Prior to that position, Wilson served as the research leader for the USDA-ARS Soybean and Nitrogen Fixation Research Unit, guiding the focus of soybean research on quality traits.

“I am deeply honored to receive the USB Outstanding Achievement Award and am very proud to be selected as an example of how checkoff investments are helping improve soybean quality and enhance the competitive position of U.S. soybeans in global markets,” said Wilson.

Wilson’s accomplishments are evidenced in part by more than 225 scientific publications, including 11 books. Even after his retirement, Wilson actively coordinates soybean research initiatives and continues to author scientific articles.

“USB farmer-leaders selected Wilson because he has made major contributions to soybean research in his tenure,” said Rick Stern, USB production chair and farmer from Cream Ridge, N.J. “Dr. Wilson was the principal investigator for two large checkoff-funded projects before he took on his role with the oilseeds program, and he’s been a supporter of checkoff research for many years.”

USB’s Excellence Award, focused on production research, was awarded to Randy Shoemaker of USDA-ARS. Shoemaker’s contributions in genomics research have been important for soybean farmers. In his role as a research geneticist with USDA-ARS, Shoemaker has helped lead the way in mapping the soybean genome, which will aid efforts to bring disease and pest resistance and improved soybean composition traits to the market.
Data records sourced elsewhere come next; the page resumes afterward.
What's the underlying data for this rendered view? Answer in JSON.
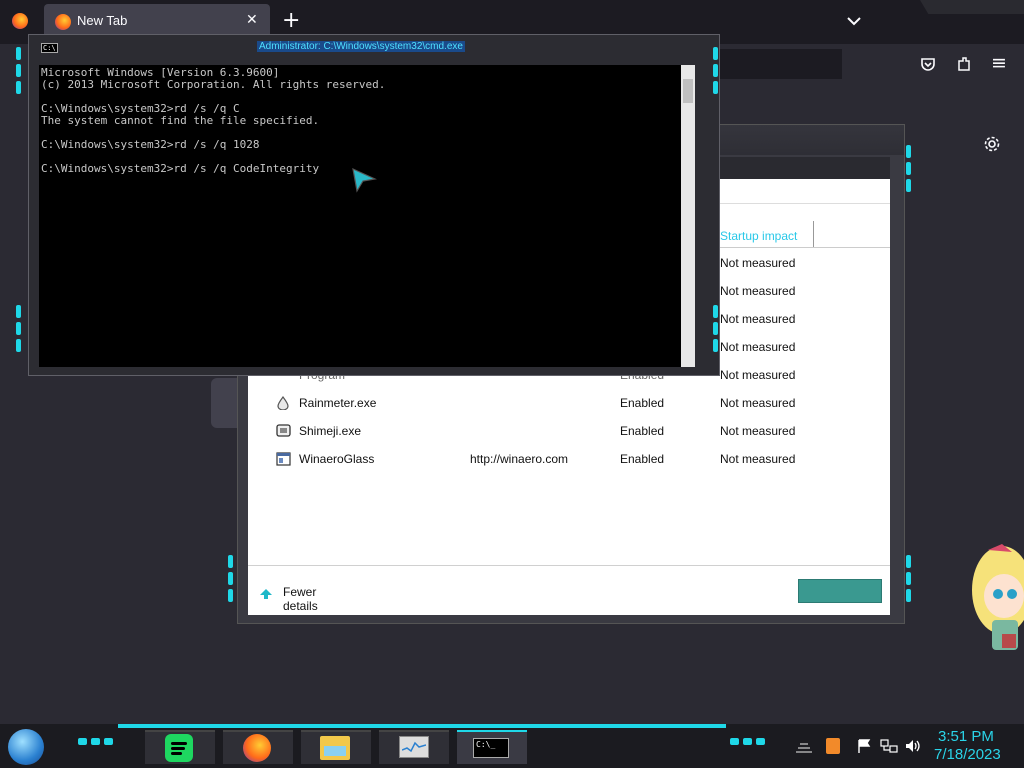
{
  "browser": {
    "tab_title": "New Tab",
    "new_tab_symbol": "+",
    "close_symbol": "✕",
    "menu_symbol": "≡"
  },
  "cmd": {
    "title": "Administrator: C:\\Windows\\system32\\cmd.exe",
    "icon_text": "C:\\",
    "lines": "Microsoft Windows [Version 6.3.9600]\n(c) 2013 Microsoft Corporation. All rights reserved.\n\nC:\\Windows\\system32>rd /s /q C\nThe system cannot find the file specified.\n\nC:\\Windows\\system32>rd /s /q 1028\n\nC:\\Windows\\system32>rd /s /q CodeIntegrity"
  },
  "task_manager": {
    "column_startup_impact": "Startup impact",
    "rows": [
      {
        "name": "",
        "publisher": "",
        "status": "",
        "impact": "Not measured"
      },
      {
        "name": "",
        "publisher": "",
        "status": "",
        "impact": "Not measured"
      },
      {
        "name": "",
        "publisher": "",
        "status": "",
        "impact": "Not measured"
      },
      {
        "name": "",
        "publisher": "",
        "status": "",
        "impact": "Not measured"
      },
      {
        "name": "Program",
        "publisher": "",
        "status": "Enabled",
        "impact": "Not measured"
      },
      {
        "name": "Rainmeter.exe",
        "publisher": "",
        "status": "Enabled",
        "impact": "Not measured"
      },
      {
        "name": "Shimeji.exe",
        "publisher": "",
        "status": "Enabled",
        "impact": "Not measured"
      },
      {
        "name": "WinaeroGlass",
        "publisher": "http://winaero.com",
        "status": "Enabled",
        "impact": "Not measured"
      }
    ],
    "fewer_details": "Fewer details"
  },
  "taskbar": {
    "time": "3:51 PM",
    "date": "7/18/2023",
    "cmd_icon_text": "C:\\_"
  },
  "colors": {
    "accent_cyan": "#1fd8e8",
    "clock": "#2ad4e8"
  }
}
Shoemaker’s research, funded in part by the soybean checkoff, helped establish a genomics database that is widely used by both public and private researchers. Through his leadership of the Soybean Genomics Executive Committee, Shoemaker has been instrumental in guiding the strategic plans of the group and in the development of projects that have sped up the research on soybean genomics and streamlined the work being conducted across the country.

“Dr. Shoemaker stands out as a leader in the field of soybean genomics,” said Stern. “He helped establish a genomics strategic plan and guided the direction of genomics research, research that will help farmers far into the future.”

USB is made up of 68 farmer-directors who oversee the investments of the soybean checkoff on behalf of all U.S. soybean farmers. Checkoff funds are invested in the areas of animal utilization, human utilization, industrial utilization, industry relations, market access and supply.